Villares anula la licitación de su guardería y decide gestionarla directamente

Guardería municipal de Villares de la Reina.

Sale adelante la propuesta del PSOE para intentar que la guardería municipal sea gestionada por el propio Ayuntamiento. Se suspenderá el proceso de licitación iniciado tras expirar el contrato al inicio de curso.

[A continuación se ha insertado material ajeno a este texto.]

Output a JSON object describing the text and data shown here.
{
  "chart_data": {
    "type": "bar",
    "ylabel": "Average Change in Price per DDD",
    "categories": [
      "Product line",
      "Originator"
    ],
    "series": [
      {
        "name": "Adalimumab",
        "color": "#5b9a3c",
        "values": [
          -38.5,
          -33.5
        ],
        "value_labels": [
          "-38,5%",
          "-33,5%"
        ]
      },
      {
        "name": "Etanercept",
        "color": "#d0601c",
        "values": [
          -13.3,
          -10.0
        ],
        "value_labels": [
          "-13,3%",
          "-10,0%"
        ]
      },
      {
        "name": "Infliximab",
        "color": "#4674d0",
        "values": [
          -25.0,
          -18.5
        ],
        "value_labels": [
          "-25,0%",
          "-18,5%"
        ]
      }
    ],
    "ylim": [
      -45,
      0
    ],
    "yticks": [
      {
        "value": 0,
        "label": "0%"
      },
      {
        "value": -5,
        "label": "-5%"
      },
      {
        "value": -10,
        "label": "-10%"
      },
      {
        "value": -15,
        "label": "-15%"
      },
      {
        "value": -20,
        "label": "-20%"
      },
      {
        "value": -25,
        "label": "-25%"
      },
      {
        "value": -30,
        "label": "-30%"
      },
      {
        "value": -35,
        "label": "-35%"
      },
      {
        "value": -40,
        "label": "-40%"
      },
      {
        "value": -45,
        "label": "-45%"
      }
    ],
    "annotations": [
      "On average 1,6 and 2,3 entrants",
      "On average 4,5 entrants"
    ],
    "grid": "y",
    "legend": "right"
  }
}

Después de la agria polémica por el servicio de la escuela infantil de Villares de la Reina, la falsa denuncia de C's y el intento de volver a licitar el contrato, este ayuntamiento ha dado un giro al planteamiento de su guardería municipal. Según ha anunciado el grupo socialista en una nota, este lunes se ha aprobado la renuncia de la licitación que está en curso para la adjudicación a una empresa privada de la explotación de la guardería municipal, lo que implica que se puedan poner en marcha las medidas que sean necesarias para que la gestión de dicho servicio sea ejercido por el propio consistorio tal y como ha propuesto el PSOE.

 

Esta iniciativa, que el grupo socialista venía planteando desde hace tiempo, permite al propio consistorio gestionar de manera directa la guardería municipal, para lo cual se hará cargo directamente del servicio, sin externalización ni adjudicación a empresa privada alguna, de la prestación de este servicio a los vecinos y a las familias del municipio. Hasta este curso, el servicio lo ha dado el grupo Mis Pollitos, pero el contrato terminaba con el comienzo del curso. De hecho, se licitó tarde y dejó sin este servicio a 60 familias.

 

Esta propuesta, que los socialistas llevaban en su programa electoral, ha sido aceptada y acordada para su aprobación en el Pleno celebrado este lunes con el PP y el concejal del Partido Independiente que forma parte del equipo de Gobierno, y ha contado con el voto en contra de los cuatro concejales de Ciudadanos, que se han opuesto al control público del centro educativo municipal y a poner fin al proceso de licitación en marcha.

 

La finalidad de los socialistas con esta propuesta es la de buscar el mejor y mayor interés público a la hora de prestar este servicio, y poner fin a los continuos problemas, retrasos y falta de garantías en la calidad de dicha prestación que la concesión o el concurso de adjudicación a una empresa privada estaba suponiendo.